Nüket Esen: Seçmek zordur eminim ama şöyle bir
şey sorsam: Babanın en sevdiğin romanı,
en sevdiğin hikâyesi ve en sevdiğin şiiri
hangisidir desem?
Filiz Ali: Kürk Mantolu Madonna’yı, özellikle
bazı bölümlerini döne döne okurum.
Çok severim. Kuyucaklı Yusuf’un bazı
bölümlerini özellikle severim. İçimizdeki
Şeytan’ın da... demek ben seçemiyorum.
Hikâyeleri arasında çok özel ilişkim
olan hikâyeler var. Mesela babamın bana
okuduğu hikâyeler var ki onların yeri
başka.
"Çirkince" onlardan biridir. O
yöre üzerine konuştuğu bir hikâyedir.
Efes’i babamla birlikte gezmiştik. O hikâyede
Efes’i anlatır. 'Hasan Boğuldu”yu
çok severim. Ege mitolojisine babamın
hayranlığı bana da yansımış herhalde.
“Ayran” hikâyesini de çok severim.
Bir de babamın sağlık konularını işleyen hikâyeleri vardır; İronik hikâyeleri.
“Dekolman”, “Böbrek”, “Sulfata”,
“Cankurtaran” gibi. Dayısının özel hastanesi
var. Ankara’da, oradan aldığı izlenimlerle
yazılmış bunlar. “Kağnı”yı da
çok severim. “Uyku” enteresandır.
Nüket Esen: Şiir?
Filiz Ali: Tabii “Dağlar”, “Aldırma gönül aldırma.” Bu sonuncusu artık anonimleşti. S. Ali’nin şiiri olduğunu pek kimse hatırlamıyor.

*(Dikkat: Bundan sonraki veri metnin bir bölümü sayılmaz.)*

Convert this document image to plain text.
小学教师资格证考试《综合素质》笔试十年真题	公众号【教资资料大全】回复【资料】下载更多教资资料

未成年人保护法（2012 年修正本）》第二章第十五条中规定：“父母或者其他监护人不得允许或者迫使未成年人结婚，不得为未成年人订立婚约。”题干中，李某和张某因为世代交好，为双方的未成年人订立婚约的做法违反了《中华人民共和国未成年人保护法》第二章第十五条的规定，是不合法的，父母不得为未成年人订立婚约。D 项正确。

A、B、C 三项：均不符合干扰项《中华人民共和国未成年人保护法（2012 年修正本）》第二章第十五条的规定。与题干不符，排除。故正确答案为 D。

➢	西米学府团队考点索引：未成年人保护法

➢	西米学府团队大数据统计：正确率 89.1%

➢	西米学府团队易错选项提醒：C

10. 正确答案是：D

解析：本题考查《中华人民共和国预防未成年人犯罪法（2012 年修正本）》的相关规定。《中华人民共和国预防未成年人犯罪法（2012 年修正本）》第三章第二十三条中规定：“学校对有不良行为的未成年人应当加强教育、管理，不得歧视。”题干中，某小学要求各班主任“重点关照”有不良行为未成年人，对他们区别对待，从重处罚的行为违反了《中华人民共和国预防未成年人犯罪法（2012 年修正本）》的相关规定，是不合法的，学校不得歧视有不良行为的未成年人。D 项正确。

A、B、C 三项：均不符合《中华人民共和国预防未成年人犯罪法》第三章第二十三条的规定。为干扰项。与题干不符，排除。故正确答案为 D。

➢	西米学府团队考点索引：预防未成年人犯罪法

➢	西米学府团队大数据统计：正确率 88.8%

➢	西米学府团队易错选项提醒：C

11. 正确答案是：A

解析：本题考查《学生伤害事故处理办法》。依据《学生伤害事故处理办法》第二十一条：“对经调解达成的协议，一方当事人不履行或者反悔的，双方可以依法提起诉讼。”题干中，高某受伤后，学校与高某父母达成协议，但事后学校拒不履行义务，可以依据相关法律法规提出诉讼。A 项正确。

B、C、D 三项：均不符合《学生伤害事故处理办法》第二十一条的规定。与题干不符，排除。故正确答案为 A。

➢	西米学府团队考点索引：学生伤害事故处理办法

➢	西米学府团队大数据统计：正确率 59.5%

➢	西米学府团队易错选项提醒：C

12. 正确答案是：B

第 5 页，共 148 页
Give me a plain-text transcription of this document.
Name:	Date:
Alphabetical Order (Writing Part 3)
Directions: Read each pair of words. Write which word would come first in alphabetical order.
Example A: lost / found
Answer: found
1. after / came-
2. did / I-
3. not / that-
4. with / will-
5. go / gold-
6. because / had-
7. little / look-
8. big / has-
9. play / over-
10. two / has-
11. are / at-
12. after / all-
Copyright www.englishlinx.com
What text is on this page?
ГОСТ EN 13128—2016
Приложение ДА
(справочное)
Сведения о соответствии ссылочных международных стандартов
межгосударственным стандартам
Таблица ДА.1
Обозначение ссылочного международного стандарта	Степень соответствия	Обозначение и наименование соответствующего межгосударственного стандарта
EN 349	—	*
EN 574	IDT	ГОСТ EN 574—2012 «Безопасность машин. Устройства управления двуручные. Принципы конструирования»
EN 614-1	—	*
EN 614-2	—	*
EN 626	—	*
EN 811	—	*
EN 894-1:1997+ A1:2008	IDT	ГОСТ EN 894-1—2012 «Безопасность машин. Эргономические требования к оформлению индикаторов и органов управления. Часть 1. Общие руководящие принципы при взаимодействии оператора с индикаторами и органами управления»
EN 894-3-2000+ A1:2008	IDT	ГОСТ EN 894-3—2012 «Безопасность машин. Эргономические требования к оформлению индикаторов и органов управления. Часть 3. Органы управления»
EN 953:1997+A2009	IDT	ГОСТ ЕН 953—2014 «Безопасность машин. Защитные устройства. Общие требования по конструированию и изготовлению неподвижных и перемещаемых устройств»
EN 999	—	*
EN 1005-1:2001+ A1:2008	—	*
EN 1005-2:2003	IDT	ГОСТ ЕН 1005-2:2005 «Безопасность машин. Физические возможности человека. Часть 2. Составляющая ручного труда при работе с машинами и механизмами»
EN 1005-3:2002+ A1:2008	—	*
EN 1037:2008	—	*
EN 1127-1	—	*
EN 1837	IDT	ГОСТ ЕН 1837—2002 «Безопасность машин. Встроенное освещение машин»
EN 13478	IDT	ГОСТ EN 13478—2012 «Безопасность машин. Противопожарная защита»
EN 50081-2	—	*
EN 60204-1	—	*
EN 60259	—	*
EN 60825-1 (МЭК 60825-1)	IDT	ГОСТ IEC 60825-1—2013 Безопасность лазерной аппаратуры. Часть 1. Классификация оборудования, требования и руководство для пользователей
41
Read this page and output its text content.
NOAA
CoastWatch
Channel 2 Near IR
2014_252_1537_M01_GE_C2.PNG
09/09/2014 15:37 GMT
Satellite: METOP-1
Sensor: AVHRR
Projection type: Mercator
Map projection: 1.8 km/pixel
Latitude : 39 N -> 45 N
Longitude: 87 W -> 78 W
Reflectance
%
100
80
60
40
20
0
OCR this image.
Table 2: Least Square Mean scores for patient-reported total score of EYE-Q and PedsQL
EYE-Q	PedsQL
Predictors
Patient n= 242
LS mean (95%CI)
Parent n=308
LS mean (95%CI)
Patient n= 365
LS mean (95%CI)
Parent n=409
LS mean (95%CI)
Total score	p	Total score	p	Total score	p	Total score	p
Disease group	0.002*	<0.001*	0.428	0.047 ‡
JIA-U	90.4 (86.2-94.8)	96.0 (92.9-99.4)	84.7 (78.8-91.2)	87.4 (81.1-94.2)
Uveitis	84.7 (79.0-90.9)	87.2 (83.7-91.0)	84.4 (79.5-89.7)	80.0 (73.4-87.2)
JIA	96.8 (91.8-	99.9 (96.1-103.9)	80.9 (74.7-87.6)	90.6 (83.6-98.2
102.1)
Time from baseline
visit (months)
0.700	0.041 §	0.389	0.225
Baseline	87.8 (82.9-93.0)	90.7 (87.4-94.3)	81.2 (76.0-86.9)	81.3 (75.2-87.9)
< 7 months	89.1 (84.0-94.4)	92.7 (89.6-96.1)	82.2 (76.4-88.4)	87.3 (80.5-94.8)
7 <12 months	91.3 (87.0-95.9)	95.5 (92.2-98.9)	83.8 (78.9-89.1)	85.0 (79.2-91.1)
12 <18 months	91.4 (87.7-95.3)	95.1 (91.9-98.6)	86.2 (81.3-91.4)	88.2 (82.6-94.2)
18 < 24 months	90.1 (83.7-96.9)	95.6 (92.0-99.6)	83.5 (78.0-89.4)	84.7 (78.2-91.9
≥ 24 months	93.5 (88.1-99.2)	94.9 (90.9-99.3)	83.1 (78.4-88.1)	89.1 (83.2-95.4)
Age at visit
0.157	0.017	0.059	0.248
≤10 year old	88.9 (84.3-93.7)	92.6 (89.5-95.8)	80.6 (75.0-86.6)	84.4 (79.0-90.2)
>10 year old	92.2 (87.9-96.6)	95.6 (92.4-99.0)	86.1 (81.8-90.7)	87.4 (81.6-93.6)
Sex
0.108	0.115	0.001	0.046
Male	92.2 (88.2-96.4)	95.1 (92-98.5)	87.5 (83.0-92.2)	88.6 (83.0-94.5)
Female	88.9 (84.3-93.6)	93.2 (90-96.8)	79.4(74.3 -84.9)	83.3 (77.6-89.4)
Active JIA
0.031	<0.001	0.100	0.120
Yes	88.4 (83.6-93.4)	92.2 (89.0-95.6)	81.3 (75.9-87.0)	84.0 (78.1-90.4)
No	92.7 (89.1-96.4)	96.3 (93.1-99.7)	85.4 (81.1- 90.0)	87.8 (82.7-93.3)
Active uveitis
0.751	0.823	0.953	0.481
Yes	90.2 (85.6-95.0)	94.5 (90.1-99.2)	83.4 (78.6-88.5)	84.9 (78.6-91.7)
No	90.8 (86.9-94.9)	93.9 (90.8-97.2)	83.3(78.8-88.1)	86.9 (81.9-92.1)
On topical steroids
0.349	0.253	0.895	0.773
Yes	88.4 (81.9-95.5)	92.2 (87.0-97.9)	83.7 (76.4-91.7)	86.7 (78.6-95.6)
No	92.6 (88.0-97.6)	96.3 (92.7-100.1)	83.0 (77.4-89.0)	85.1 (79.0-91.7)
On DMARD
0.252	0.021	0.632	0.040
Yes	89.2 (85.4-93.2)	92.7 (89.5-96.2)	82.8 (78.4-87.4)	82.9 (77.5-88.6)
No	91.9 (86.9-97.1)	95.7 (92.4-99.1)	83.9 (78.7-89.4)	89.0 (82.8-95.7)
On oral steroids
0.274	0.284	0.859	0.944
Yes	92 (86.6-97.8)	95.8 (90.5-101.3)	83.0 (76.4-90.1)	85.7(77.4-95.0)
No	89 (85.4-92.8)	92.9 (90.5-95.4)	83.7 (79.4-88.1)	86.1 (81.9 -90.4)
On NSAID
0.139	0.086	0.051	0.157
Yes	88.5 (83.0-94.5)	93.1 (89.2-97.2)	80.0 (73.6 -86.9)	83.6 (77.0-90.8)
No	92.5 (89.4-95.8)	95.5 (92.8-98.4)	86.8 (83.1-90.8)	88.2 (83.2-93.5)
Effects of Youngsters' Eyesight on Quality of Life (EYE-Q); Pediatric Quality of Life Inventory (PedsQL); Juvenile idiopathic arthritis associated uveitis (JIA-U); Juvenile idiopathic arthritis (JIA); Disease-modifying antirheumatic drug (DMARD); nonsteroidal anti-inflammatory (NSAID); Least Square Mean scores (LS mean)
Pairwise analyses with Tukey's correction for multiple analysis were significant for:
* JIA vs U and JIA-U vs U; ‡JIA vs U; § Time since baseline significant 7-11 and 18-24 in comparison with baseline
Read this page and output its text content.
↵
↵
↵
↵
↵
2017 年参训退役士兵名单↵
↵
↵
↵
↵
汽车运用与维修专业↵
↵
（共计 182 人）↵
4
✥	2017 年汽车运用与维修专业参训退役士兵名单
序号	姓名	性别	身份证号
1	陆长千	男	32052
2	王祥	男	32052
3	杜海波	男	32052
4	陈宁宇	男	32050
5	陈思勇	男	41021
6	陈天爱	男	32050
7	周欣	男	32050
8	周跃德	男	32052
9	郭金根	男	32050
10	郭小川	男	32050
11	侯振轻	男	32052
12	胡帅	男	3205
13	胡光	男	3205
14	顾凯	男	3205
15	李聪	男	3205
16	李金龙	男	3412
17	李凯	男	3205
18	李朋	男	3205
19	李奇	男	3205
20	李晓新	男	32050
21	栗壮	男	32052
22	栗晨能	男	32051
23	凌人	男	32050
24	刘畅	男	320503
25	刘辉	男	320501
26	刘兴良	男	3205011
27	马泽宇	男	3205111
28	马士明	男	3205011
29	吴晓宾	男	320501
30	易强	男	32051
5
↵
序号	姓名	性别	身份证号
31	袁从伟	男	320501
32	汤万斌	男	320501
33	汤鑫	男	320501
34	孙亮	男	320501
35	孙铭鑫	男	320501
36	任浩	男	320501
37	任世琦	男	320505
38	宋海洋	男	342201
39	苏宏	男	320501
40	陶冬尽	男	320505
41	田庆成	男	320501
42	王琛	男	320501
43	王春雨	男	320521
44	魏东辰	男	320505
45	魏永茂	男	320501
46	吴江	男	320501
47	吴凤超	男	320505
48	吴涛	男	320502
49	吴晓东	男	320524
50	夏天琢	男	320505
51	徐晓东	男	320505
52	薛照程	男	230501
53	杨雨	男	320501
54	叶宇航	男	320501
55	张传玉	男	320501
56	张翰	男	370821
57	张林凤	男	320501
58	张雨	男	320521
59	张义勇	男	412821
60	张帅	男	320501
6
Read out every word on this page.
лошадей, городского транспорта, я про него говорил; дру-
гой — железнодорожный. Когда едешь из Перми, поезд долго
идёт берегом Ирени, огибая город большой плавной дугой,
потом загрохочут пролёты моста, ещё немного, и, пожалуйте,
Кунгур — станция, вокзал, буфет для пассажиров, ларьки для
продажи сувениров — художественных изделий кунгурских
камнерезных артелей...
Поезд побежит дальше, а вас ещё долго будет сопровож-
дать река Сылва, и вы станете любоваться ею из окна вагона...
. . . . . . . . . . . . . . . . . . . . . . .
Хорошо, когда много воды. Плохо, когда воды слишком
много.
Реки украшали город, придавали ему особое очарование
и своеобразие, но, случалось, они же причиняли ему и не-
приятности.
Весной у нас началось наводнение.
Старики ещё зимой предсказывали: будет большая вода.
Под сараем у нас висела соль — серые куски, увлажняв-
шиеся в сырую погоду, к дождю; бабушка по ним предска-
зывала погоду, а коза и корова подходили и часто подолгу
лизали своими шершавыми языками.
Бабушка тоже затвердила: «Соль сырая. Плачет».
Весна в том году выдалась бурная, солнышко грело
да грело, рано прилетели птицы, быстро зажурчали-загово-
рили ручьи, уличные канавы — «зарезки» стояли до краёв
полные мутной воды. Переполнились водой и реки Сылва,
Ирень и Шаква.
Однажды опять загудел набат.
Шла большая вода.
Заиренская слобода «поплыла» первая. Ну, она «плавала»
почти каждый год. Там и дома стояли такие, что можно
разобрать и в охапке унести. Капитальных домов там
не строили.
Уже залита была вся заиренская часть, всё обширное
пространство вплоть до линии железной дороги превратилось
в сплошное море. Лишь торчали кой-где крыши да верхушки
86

“Hapisane Şarkıları”nı severim. “Dağlar” iki tanedir. Bir tanesi çok ilginçtir. Babam o şiirde kendi sonunu görmüş gibidir. Şiiri gençliğinde bırakmış S. Ali. Daha çok hikâye anlatmış.
Nüket Esen: En keyifli anın ne babanla ilgili?
Filiz Ali: Efes gezimiz çok keyiflidir. O kadar çok anı var ki. Biz hafta sonları pikniklere
giderdik. O pikniklerde ben hep babamın
sırtında gezerdim: beni omuzuna
oturturdu. Ben dünyayı tepeden seyrederdim
ve çok hoşlanırdım bundan.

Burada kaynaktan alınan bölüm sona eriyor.